New Legislation Expands and Modernizes GI Bill Benefits, Closes Gaps
Congress is expected to act quickly to pass a “Forever GI Bill,” which erases the fifteen-year requirement for using the benefits and provides the biggest expansion of college aid for veterans in a decade. The bill fills coverage gaps in the Post-9/11 GI Bill, and increases money for thousands in the National Guard and Reserves.
The bill would provide additional payments to veterans who completed science, technology and engineering courses. Additional benefits to members of the Guard and Reserves could add up to a $2,300 bump, plus a bigger housing allowance.
A bi-partisan effort, the bill’s lead sponsor is House Committee on Veterans’ Affairs Chairman Phil Roe (R-Tennessee), and is co-sponsored by Rep. Tim Walz (D-Minnesota), the committee’s ranking Democrat on the committee. A committee vote is expected to come the week of July 17, and a companion bill should be coming out of the Senate.
The bill has the support of various veterans’ service organizations, including Student Veterans of America and The American Legion, the group that architected the original GI Bill of Rights in 1944. Other changes include expanding eligibility for the Yellow Ribbon Program to surviving spouses and children of servicemembers killed in the line of duty.
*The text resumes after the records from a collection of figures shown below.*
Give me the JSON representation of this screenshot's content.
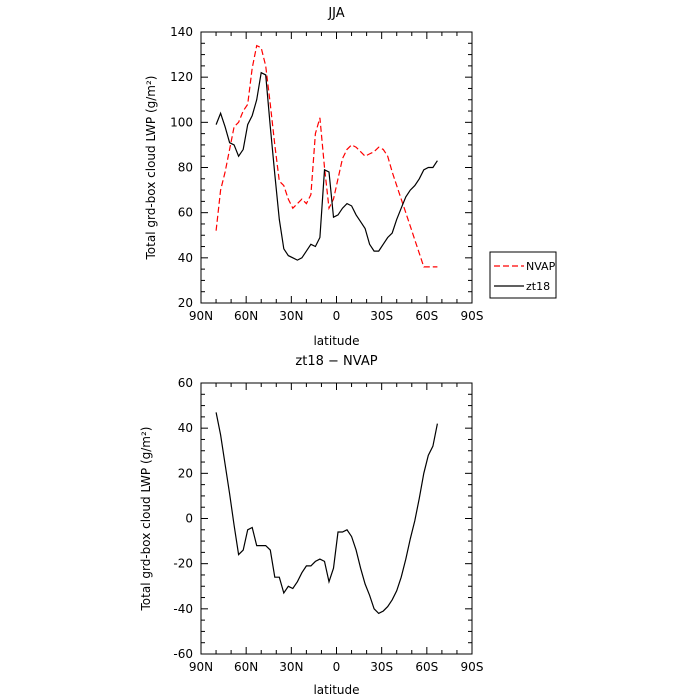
{
  "chart_data": [
    {
      "type": "line",
      "title": "JJA",
      "xlabel": "latitude",
      "ylabel": "Total grd-box cloud LWP (g/m²)",
      "xlim": [
        90,
        -90
      ],
      "ylim": [
        20,
        140
      ],
      "x_ticks": [
        90,
        60,
        30,
        0,
        -30,
        -60,
        -90
      ],
      "x_tick_labels": [
        "90N",
        "60N",
        "30N",
        "0",
        "30S",
        "60S",
        "90S"
      ],
      "y_ticks": [
        20,
        40,
        60,
        80,
        100,
        120,
        140
      ],
      "grid": false,
      "legend_position": "right-outside",
      "series": [
        {
          "name": "NVAP",
          "color": "#ff0000",
          "dash": "dashed",
          "x": [
            80,
            77,
            74,
            71,
            68,
            65,
            62,
            59,
            56,
            53,
            50,
            47,
            44,
            41,
            38,
            35,
            32,
            29,
            26,
            23,
            20,
            17,
            14,
            11,
            8,
            5,
            2,
            -1,
            -4,
            -7,
            -10,
            -13,
            -16,
            -19,
            -22,
            -25,
            -28,
            -31,
            -34,
            -37,
            -40,
            -43,
            -46,
            -49,
            -52,
            -55,
            -58,
            -61,
            -64,
            -67
          ],
          "y": [
            52,
            70,
            78,
            88,
            98,
            100,
            105,
            108,
            124,
            134,
            133,
            125,
            108,
            90,
            74,
            72,
            66,
            62,
            64,
            66,
            64,
            68,
            95,
            102,
            80,
            62,
            66,
            75,
            84,
            88,
            90,
            89,
            87,
            85,
            86,
            87,
            89,
            88,
            85,
            78,
            72,
            66,
            60,
            54,
            48,
            42,
            36,
            36,
            36,
            36
          ]
        },
        {
          "name": "zt18",
          "color": "#000000",
          "dash": "solid",
          "x": [
            80,
            77,
            74,
            71,
            68,
            65,
            62,
            59,
            56,
            53,
            50,
            47,
            44,
            41,
            38,
            35,
            32,
            29,
            26,
            23,
            20,
            17,
            14,
            11,
            8,
            5,
            2,
            -1,
            -4,
            -7,
            -10,
            -13,
            -16,
            -19,
            -22,
            -25,
            -28,
            -31,
            -34,
            -37,
            -40,
            -43,
            -46,
            -49,
            -52,
            -55,
            -58,
            -61,
            -64,
            -67
          ],
          "y": [
            99,
            104,
            98,
            91,
            90,
            85,
            88,
            99,
            103,
            110,
            122,
            121,
            98,
            77,
            57,
            44,
            41,
            40,
            39,
            40,
            43,
            46,
            45,
            49,
            79,
            78,
            58,
            59,
            62,
            64,
            63,
            59,
            56,
            53,
            46,
            43,
            43,
            46,
            49,
            51,
            57,
            62,
            67,
            70,
            72,
            75,
            79,
            80,
            80,
            83
          ]
        }
      ]
    },
    {
      "type": "line",
      "title": "zt18 − NVAP",
      "xlabel": "latitude",
      "ylabel": "Total grd-box cloud LWP (g/m²)",
      "xlim": [
        90,
        -90
      ],
      "ylim": [
        -60,
        60
      ],
      "x_ticks": [
        90,
        60,
        30,
        0,
        -30,
        -60,
        -90
      ],
      "x_tick_labels": [
        "90N",
        "60N",
        "30N",
        "0",
        "30S",
        "60S",
        "90S"
      ],
      "y_ticks": [
        -60,
        -40,
        -20,
        0,
        20,
        40,
        60
      ],
      "grid": false,
      "series": [
        {
          "color": "#000000",
          "dash": "solid",
          "x": [
            80,
            77,
            74,
            71,
            68,
            65,
            62,
            59,
            56,
            53,
            50,
            47,
            44,
            41,
            38,
            35,
            32,
            29,
            26,
            23,
            20,
            17,
            14,
            11,
            8,
            5,
            2,
            -1,
            -4,
            -7,
            -10,
            -13,
            -16,
            -19,
            -22,
            -25,
            -28,
            -31,
            -34,
            -37,
            -40,
            -43,
            -46,
            -49,
            -52,
            -55,
            -58,
            -61,
            -64,
            -67
          ],
          "y": [
            47,
            37,
            24,
            11,
            -3,
            -16,
            -14,
            -5,
            -4,
            -12,
            -12,
            -12,
            -14,
            -26,
            -26,
            -33,
            -30,
            -31,
            -28,
            -24,
            -21,
            -21,
            -19,
            -18,
            -19,
            -28,
            -22,
            -6,
            -6,
            -5,
            -8,
            -14,
            -22,
            -29,
            -34,
            -40,
            -42,
            -41,
            -39,
            -36,
            -32,
            -26,
            -18,
            -9,
            -1,
            9,
            20,
            28,
            32,
            42
          ]
        }
      ]
    }
  ]
}
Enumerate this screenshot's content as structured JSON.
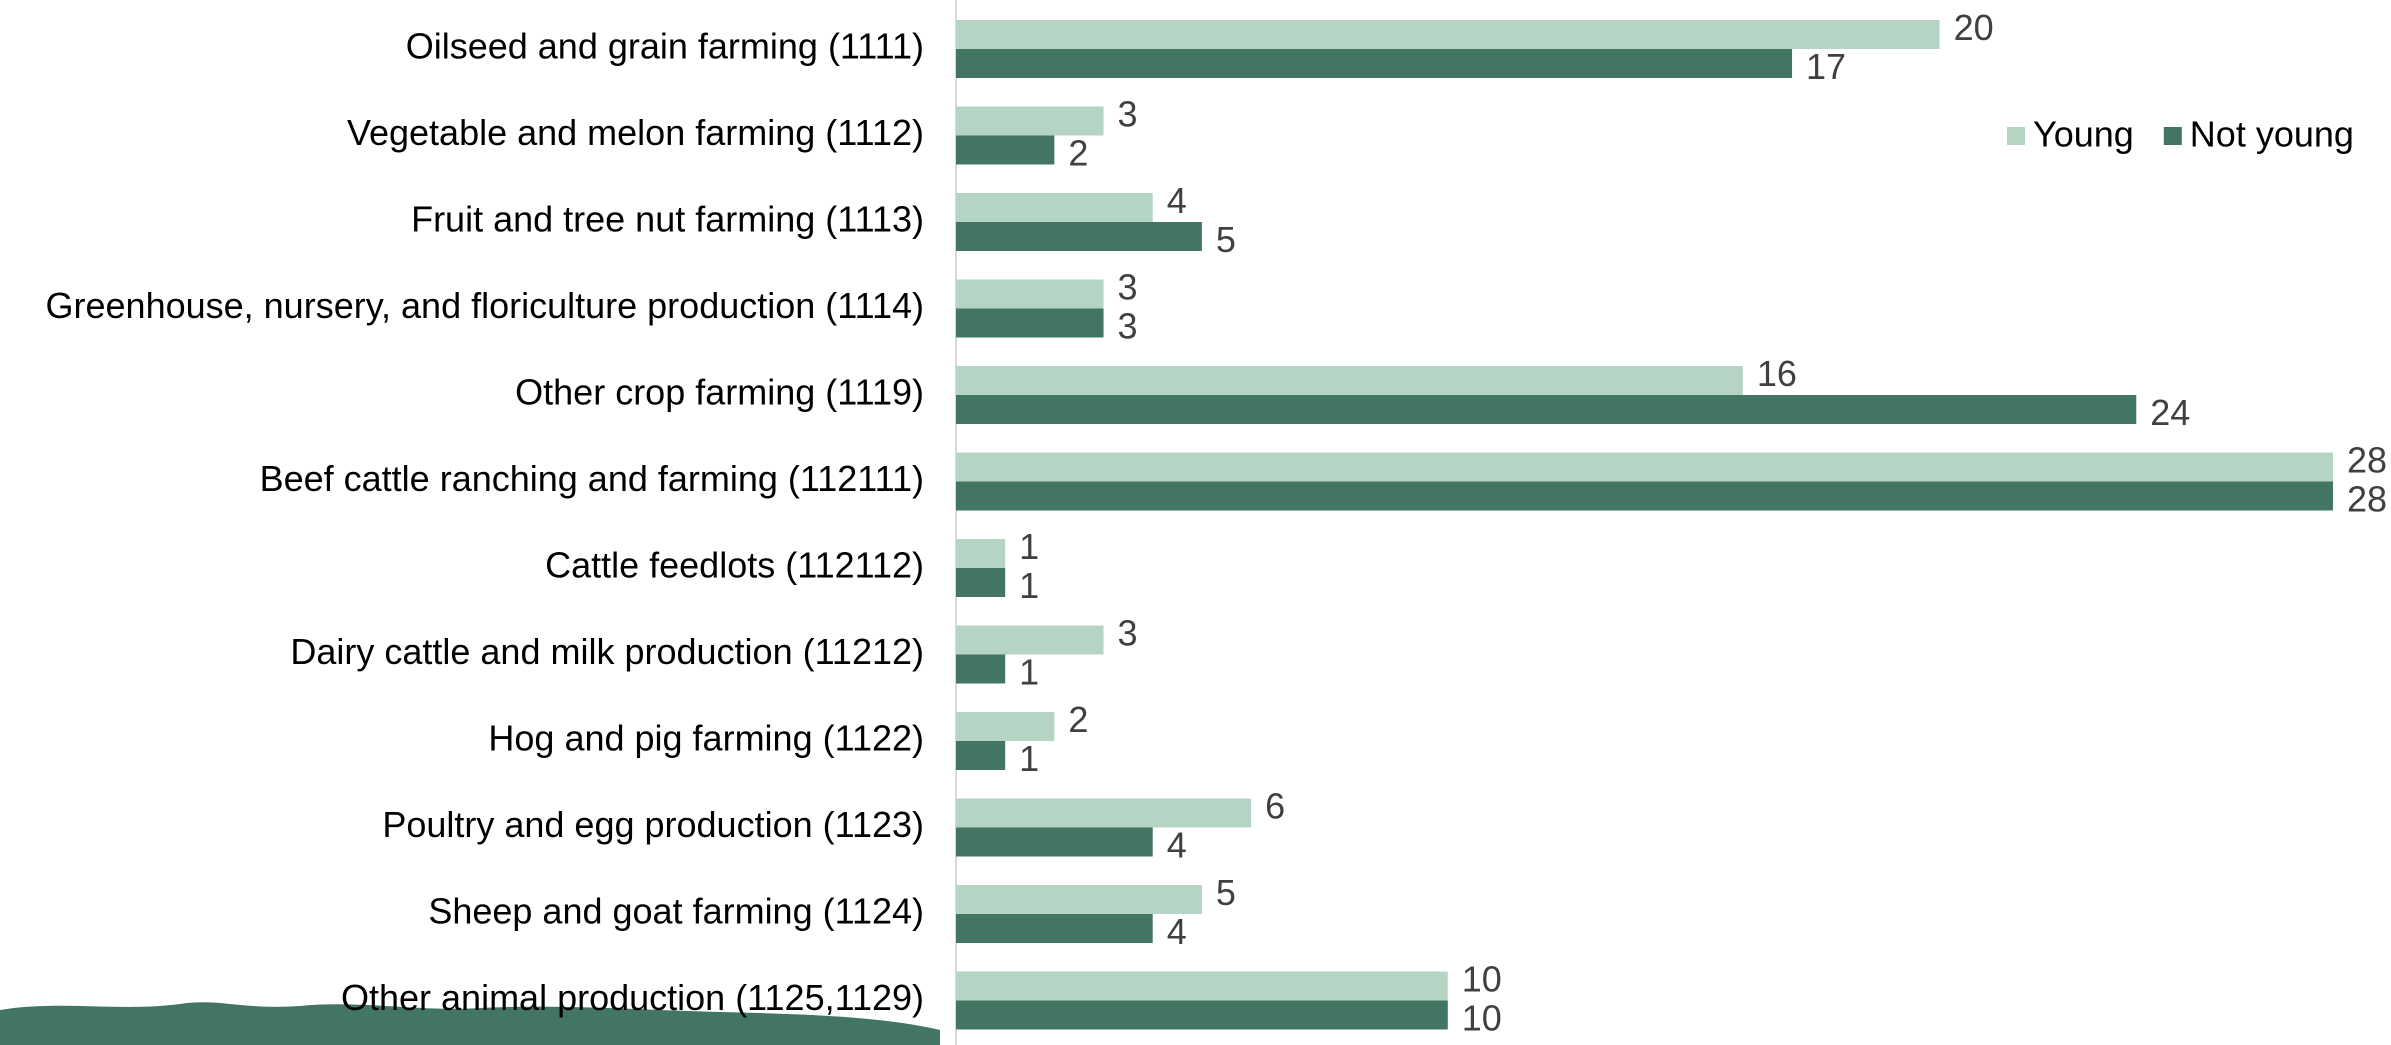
{
  "chart_data": {
    "type": "bar",
    "orientation": "horizontal",
    "categories": [
      "Oilseed and grain farming (1111)",
      "Vegetable and melon farming (1112)",
      "Fruit and tree nut farming (1113)",
      "Greenhouse, nursery, and floriculture production (1114)",
      "Other crop farming (1119)",
      "Beef cattle ranching and farming (112111)",
      "Cattle feedlots (112112)",
      "Dairy cattle and milk production (11212)",
      "Hog and pig farming (1122)",
      "Poultry and egg production (1123)",
      "Sheep and goat farming (1124)",
      "Other animal production (1125,1129)"
    ],
    "series": [
      {
        "name": "Young",
        "color": "#b6d4c4",
        "values": [
          20,
          3,
          4,
          3,
          16,
          28,
          1,
          3,
          2,
          6,
          5,
          10
        ]
      },
      {
        "name": "Not young",
        "color": "#427663",
        "values": [
          17,
          2,
          5,
          3,
          24,
          28,
          1,
          1,
          1,
          4,
          4,
          10
        ]
      }
    ],
    "legend": "top-right"
  }
}
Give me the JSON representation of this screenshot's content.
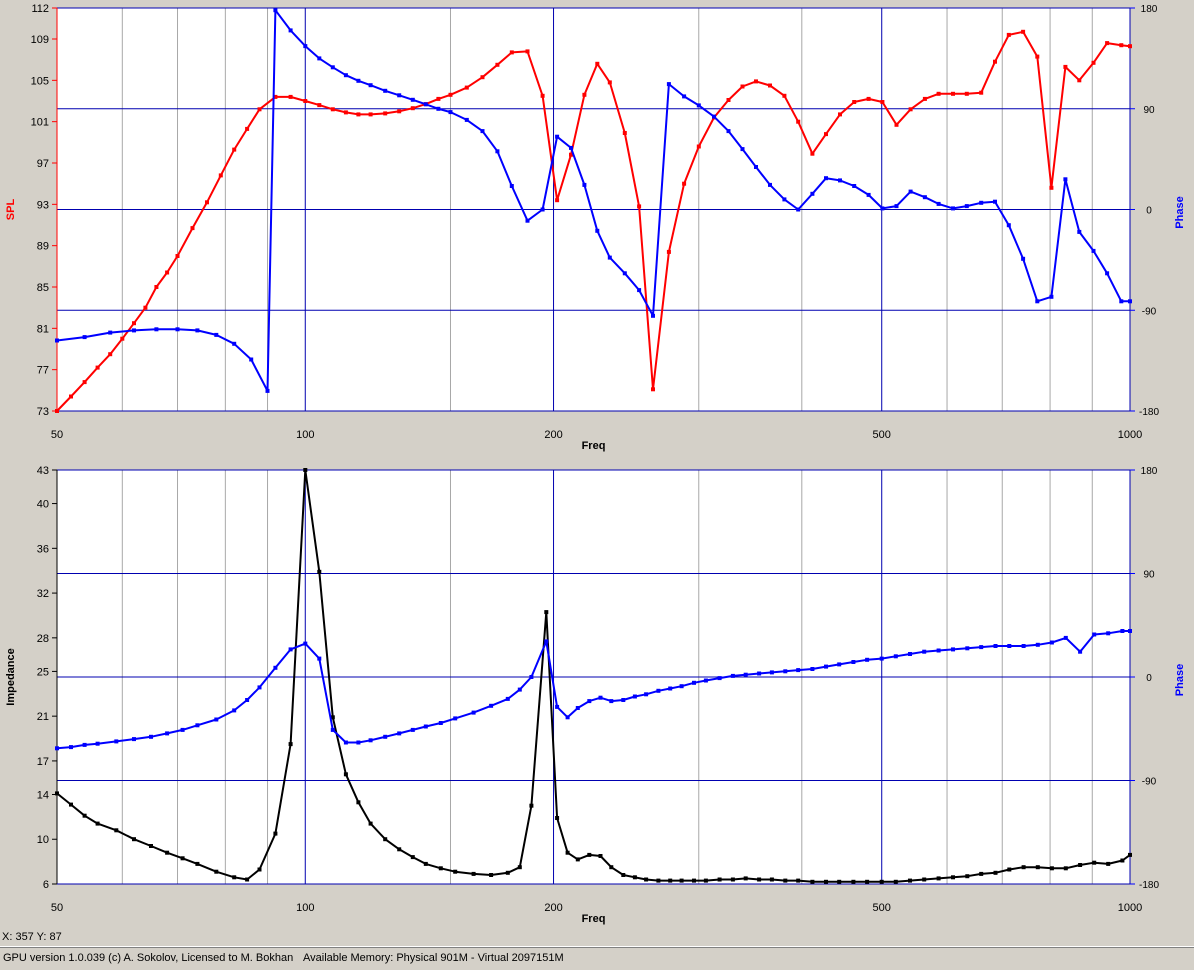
{
  "status": {
    "coords": "X: 357  Y: 87",
    "version": "GPU version 1.0.039 (c) A. Sokolov, Licensed to M. Bokhan",
    "memory": "Available Memory: Physical 901M - Virtual 2097151M"
  },
  "colors": {
    "background": "#d4d0c8",
    "plot_bg": "#ffffff",
    "grid_major": "#0000b0",
    "grid_minor": "#a8a8a8",
    "spl": "#ff0000",
    "phase": "#0000ff",
    "impedance": "#000000"
  },
  "chart_data": [
    {
      "type": "line",
      "xlabel": "Freq",
      "ylabel": "SPL",
      "y2label": "Phase",
      "xscale": "log",
      "xlim": [
        50,
        1000
      ],
      "ylim": [
        73,
        112
      ],
      "y2lim": [
        -180,
        180
      ],
      "xticks": [
        "50",
        "100",
        "200",
        "500",
        "1000"
      ],
      "yticks": [
        "73",
        "77",
        "81",
        "85",
        "89",
        "93",
        "97",
        "101",
        "105",
        "109",
        "112"
      ],
      "y2ticks": [
        "180",
        "90",
        "0",
        "-90",
        "-180"
      ],
      "series": [
        {
          "name": "SPL",
          "axis": "left",
          "color": "#ff0000",
          "x": [
            50,
            52,
            54,
            56,
            58,
            60,
            62,
            64,
            66,
            68,
            70,
            73,
            76,
            79,
            82,
            85,
            88,
            92,
            96,
            100,
            104,
            108,
            112,
            116,
            120,
            125,
            130,
            135,
            140,
            145,
            150,
            157,
            164,
            171,
            178,
            186,
            194,
            202,
            210,
            218,
            226,
            234,
            244,
            254,
            264,
            276,
            288,
            300,
            313,
            326,
            339,
            352,
            366,
            381,
            396,
            412,
            428,
            445,
            463,
            482,
            501,
            521,
            542,
            564,
            586,
            610,
            634,
            660,
            686,
            713,
            742,
            772,
            803,
            835,
            868,
            903,
            938,
            976,
            1000
          ],
          "y": [
            73.0,
            74.4,
            75.8,
            77.2,
            78.5,
            80.0,
            81.5,
            83.0,
            85.0,
            86.4,
            88.0,
            90.7,
            93.2,
            95.8,
            98.3,
            100.3,
            102.2,
            103.4,
            103.4,
            103.0,
            102.6,
            102.2,
            101.9,
            101.7,
            101.7,
            101.8,
            102.0,
            102.3,
            102.7,
            103.2,
            103.6,
            104.3,
            105.3,
            106.5,
            107.7,
            107.8,
            103.5,
            93.4,
            97.8,
            103.6,
            106.6,
            104.8,
            99.9,
            92.8,
            75.1,
            88.4,
            95.0,
            98.6,
            101.4,
            103.1,
            104.4,
            104.9,
            104.5,
            103.5,
            101.0,
            97.9,
            99.8,
            101.7,
            102.9,
            103.2,
            102.9,
            100.7,
            102.2,
            103.2,
            103.7,
            103.7,
            103.7,
            103.8,
            106.8,
            109.4,
            109.7,
            107.3,
            94.6,
            106.3,
            105.0,
            106.7,
            108.6,
            108.4,
            108.3
          ]
        },
        {
          "name": "Phase",
          "axis": "right",
          "color": "#0000ff",
          "x": [
            50,
            54,
            58,
            62,
            66,
            70,
            74,
            78,
            82,
            86,
            90,
            92,
            96,
            100,
            104,
            108,
            112,
            116,
            120,
            125,
            130,
            135,
            140,
            145,
            150,
            157,
            164,
            171,
            178,
            186,
            194,
            202,
            210,
            218,
            226,
            234,
            244,
            254,
            264,
            276,
            288,
            300,
            313,
            326,
            339,
            352,
            366,
            381,
            396,
            412,
            428,
            445,
            463,
            482,
            501,
            521,
            542,
            564,
            586,
            610,
            634,
            660,
            686,
            713,
            742,
            772,
            803,
            835,
            868,
            903,
            938,
            976,
            1000
          ],
          "y": [
            -117,
            -114,
            -110,
            -108,
            -107,
            -107,
            -108,
            -112,
            -120,
            -134,
            -162,
            178,
            160,
            146,
            135,
            127,
            120,
            115,
            111,
            106,
            102,
            98,
            94,
            90,
            87,
            80,
            70,
            52,
            21,
            -10,
            0,
            65,
            55,
            22,
            -19,
            -43,
            -57,
            -72,
            -95,
            112,
            101,
            93,
            83,
            70,
            54,
            38,
            22,
            9,
            0,
            14,
            28,
            26,
            21,
            13,
            1,
            3,
            16,
            11,
            5,
            1,
            3,
            6,
            7,
            -14,
            -44,
            -82,
            -78,
            27,
            -20,
            -37,
            -57,
            -82,
            -82
          ]
        }
      ]
    },
    {
      "type": "line",
      "xlabel": "Freq",
      "ylabel": "Impedance",
      "y2label": "Phase",
      "xscale": "log",
      "xlim": [
        50,
        1000
      ],
      "ylim": [
        6,
        43
      ],
      "y2lim": [
        -180,
        180
      ],
      "xticks": [
        "50",
        "100",
        "200",
        "500",
        "1000"
      ],
      "yticks": [
        "6",
        "10",
        "14",
        "17",
        "21",
        "25",
        "28",
        "32",
        "36",
        "40",
        "43"
      ],
      "y2ticks": [
        "180",
        "90",
        "0",
        "-90",
        "-180"
      ],
      "series": [
        {
          "name": "Impedance",
          "axis": "left",
          "color": "#000000",
          "x": [
            50,
            52,
            54,
            56,
            59,
            62,
            65,
            68,
            71,
            74,
            78,
            82,
            85,
            88,
            92,
            96,
            100,
            104,
            108,
            112,
            116,
            120,
            125,
            130,
            135,
            140,
            146,
            152,
            160,
            168,
            176,
            182,
            188,
            196,
            202,
            208,
            214,
            221,
            228,
            235,
            243,
            251,
            259,
            268,
            277,
            286,
            296,
            306,
            318,
            330,
            342,
            355,
            368,
            382,
            396,
            412,
            428,
            444,
            462,
            480,
            500,
            520,
            541,
            563,
            586,
            610,
            635,
            660,
            687,
            714,
            743,
            773,
            804,
            836,
            870,
            905,
            941,
            979,
            1000
          ],
          "y": [
            14.1,
            13.1,
            12.1,
            11.4,
            10.8,
            10.0,
            9.4,
            8.8,
            8.3,
            7.8,
            7.1,
            6.6,
            6.4,
            7.3,
            10.5,
            18.5,
            43.0,
            33.9,
            20.9,
            15.8,
            13.3,
            11.4,
            10.0,
            9.1,
            8.4,
            7.8,
            7.4,
            7.1,
            6.9,
            6.8,
            7.0,
            7.5,
            13.0,
            30.3,
            11.9,
            8.8,
            8.2,
            8.6,
            8.5,
            7.5,
            6.8,
            6.6,
            6.4,
            6.3,
            6.3,
            6.3,
            6.3,
            6.3,
            6.4,
            6.4,
            6.5,
            6.4,
            6.4,
            6.3,
            6.3,
            6.2,
            6.2,
            6.2,
            6.2,
            6.2,
            6.2,
            6.2,
            6.3,
            6.4,
            6.5,
            6.6,
            6.7,
            6.9,
            7.0,
            7.3,
            7.5,
            7.5,
            7.4,
            7.4,
            7.7,
            7.9,
            7.8,
            8.1,
            8.6
          ]
        },
        {
          "name": "Phase",
          "axis": "right",
          "color": "#0000ff",
          "x": [
            50,
            52,
            54,
            56,
            59,
            62,
            65,
            68,
            71,
            74,
            78,
            82,
            85,
            88,
            92,
            96,
            100,
            104,
            108,
            112,
            116,
            120,
            125,
            130,
            135,
            140,
            146,
            152,
            160,
            168,
            176,
            182,
            188,
            196,
            202,
            208,
            214,
            221,
            228,
            235,
            243,
            251,
            259,
            268,
            277,
            286,
            296,
            306,
            318,
            330,
            342,
            355,
            368,
            382,
            396,
            412,
            428,
            444,
            462,
            480,
            500,
            520,
            541,
            563,
            586,
            610,
            635,
            660,
            687,
            714,
            743,
            773,
            804,
            836,
            870,
            905,
            941,
            979,
            1000
          ],
          "y": [
            -62,
            -61,
            -59,
            -58,
            -56,
            -54,
            -52,
            -49,
            -46,
            -42,
            -37,
            -29,
            -20,
            -9,
            8,
            24,
            29,
            16,
            -46,
            -57,
            -57,
            -55,
            -52,
            -49,
            -46,
            -43,
            -40,
            -36,
            -31,
            -25,
            -19,
            -11,
            0,
            31,
            -26,
            -35,
            -27,
            -21,
            -18,
            -21,
            -20,
            -17,
            -15,
            -12,
            -10,
            -8,
            -5,
            -3,
            -1,
            1,
            2,
            3,
            4,
            5,
            6,
            7,
            9,
            11,
            13,
            15,
            16,
            18,
            20,
            22,
            23,
            24,
            25,
            26,
            27,
            27,
            27,
            28,
            30,
            34,
            22,
            37,
            38,
            40,
            40
          ]
        }
      ]
    }
  ]
}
Another delivers full GI Eligibility to Purple Heart recipients, eliminating a three-year wait requirement. According to the Military Order of the Purple Heart, there are approximately 1,500 Purple Heart recipients who aren’t eligible for full education benefits.
It also protects veterans by restoring their benefits if an educational institution closes mid-semester. And the bill corrects a Pentagon deployment authorization preventing thousands of reservists and guardsmen from earning GI Bill benefits, affecting approximately 4,700 reservists and guardsmen and women.
Veterans would begin to use the education benefits in 2018.